Overall, legislators should remember that community health entails more than just treatment and prevention. It requires addressing social factors such as environment and lifestyle decisions that primary care physicians are particularly well-placed to help patients with, given their long-term relationships.
"The benefits of primary care do not just accrue to the individual patient. Primary care also translates into healthier communities," the statement read. "The dose of primary care can even be measured -- an increase of one primary care physician per 10,000 people is associated with an average mortality reduction of 5.3 percent, or 49 fewer deaths per 100,000 per year."
- The AAFP recently gave a statement to the Senate Health, Education, Labor and Pensions Committee detailing public health initiatives that should receive funding and legislative support.
- The statement noted that by 2035, the nation will need an additional 33,000 primary care physicians to keep pace with an increasing and aging population.
- The AAFP warned the committee that ongoing budget cuts to social programs pose a threat to public health.
An initial step lawmakers should take is addressing the primary care physician shortage. Citing a study published in Annals of Family Medicine,(www.annfammed.org) the AAFP noted that by 2035, the United States will need an additional 33,000 primary care physicians to keep pace with an increasing and aging population. Further, the statement cited a May 2017 report(www.gao.gov) from the Government Accountability Office that said although the total number of U.S. medical residents increased by 13.6 percent from 2001 to 2010, the number expected to enter primary care decreased by 6.3 percent.
One way to continue building the pipeline is to maintain funding for the Teaching Health Center Graduate Medical Education program and the National Health Service Corps, both of which address the disproportionate share of residents who train in the Northeast and in urban areas. The patient-to-primary care physician ratio in rural areas is only 39.8 physicians per 100,000 people, compared to 53.3 physicians per 100,000 in urban areas, the AAFP noted.
This lack of access to primary care has consequences for patients in rural areas up to and including shorter life spans. The statement pointed out that the CDC has said part of the solution is greater patient access to basic primary care interventions such as high blood pressure screening; early disease intervention; and promotion of tobacco cessation, physical activity and healthy eating.
Because many essential public health initiatives require consistent federal support, the AAFP also warned the committee that budget cuts to social programs pose a threat to public health, especially among patients who only recently began to obtain necessary medical care.
"Growing federal funding cuts potentially create a domino effect of damage that ultimately will harm the health of America on both an individual and community-wide basis," the statement read. "Reducing funding for agencies that oversee the health care industry -- 17 percent of the U.S. economy -- destabilizes the foundation of services on which patients depend."
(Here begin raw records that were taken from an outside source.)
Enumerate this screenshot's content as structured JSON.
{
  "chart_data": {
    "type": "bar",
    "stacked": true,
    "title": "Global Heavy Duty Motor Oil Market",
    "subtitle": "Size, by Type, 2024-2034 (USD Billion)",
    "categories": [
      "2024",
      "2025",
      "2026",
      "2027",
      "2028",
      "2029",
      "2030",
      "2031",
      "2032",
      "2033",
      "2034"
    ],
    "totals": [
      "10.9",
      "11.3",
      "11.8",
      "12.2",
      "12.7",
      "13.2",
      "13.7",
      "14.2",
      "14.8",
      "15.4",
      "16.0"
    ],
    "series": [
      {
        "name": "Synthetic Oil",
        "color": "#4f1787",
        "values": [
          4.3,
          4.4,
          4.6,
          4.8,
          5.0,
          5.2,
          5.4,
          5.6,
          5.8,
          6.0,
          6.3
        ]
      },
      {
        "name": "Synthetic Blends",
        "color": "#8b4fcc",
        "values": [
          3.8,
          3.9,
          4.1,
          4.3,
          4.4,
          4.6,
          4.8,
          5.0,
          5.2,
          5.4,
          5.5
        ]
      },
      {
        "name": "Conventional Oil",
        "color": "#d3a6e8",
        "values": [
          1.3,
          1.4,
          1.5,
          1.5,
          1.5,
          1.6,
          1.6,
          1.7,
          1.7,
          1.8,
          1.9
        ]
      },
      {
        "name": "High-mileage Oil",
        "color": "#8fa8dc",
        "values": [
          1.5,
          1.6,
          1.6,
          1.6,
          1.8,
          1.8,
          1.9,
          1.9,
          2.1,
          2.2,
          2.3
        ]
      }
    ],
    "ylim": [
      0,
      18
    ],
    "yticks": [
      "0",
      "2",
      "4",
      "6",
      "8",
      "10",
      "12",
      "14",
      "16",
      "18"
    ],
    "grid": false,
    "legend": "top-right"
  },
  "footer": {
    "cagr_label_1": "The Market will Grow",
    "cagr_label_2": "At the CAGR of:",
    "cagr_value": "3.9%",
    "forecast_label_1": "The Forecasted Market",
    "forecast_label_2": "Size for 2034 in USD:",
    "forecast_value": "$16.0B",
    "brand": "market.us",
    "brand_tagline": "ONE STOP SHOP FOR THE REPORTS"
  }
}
Opioid addiction is another pressing health crisis, and the AAFP took the opportunity to reiterate its pledge, made in concert with more than 40 stakeholder groups, to prepare more than 540,000 physicians and other health care professionals to complete opioid prescriber training. The organizations also are working to double the number of physicians certified to prescribe buprenorphine for opioid use disorder treatment from 30,000 to 60,000, as well as to double both the number of clinicians who prescribe naloxone and the number of health care professionals who are registered with state prescription drug monitoring programs.
Legislators also need to increase access to mental health care, the AAFP said, noting that more than 43 million Americans experience some form of mental illness, and patients with chronic disease and individuals dealing with adverse socioeconomic factors are at greater risk. While commending Congress for passing the Mental Health Parity and Addiction Equity Act of 2008, the AAFP noted that barriers still exist to the integration of primary care and mental health care. The statement highlighted the importance of facilitating this integration because people with mental or substance abuse disorders were more likely to receive treatment through primary care.
The statement also reminded legislators that chronic diseases are the leading causes of mortality and morbidity among U.S. adults and that primary care is uniquely suited to addressing this situation.
Key to reversing the spread of chronic disease is to focus more energy on prevention and patient education efforts instead of on treating illness and disease, said the statement. Reducing chronic disease begins with better care management and expanding community support programs that help patients access healthy foods, exercise more and experience a safe environment.
"Making strides in this area will require a serious commitment to patient education, health care access and community support," the AAFP said.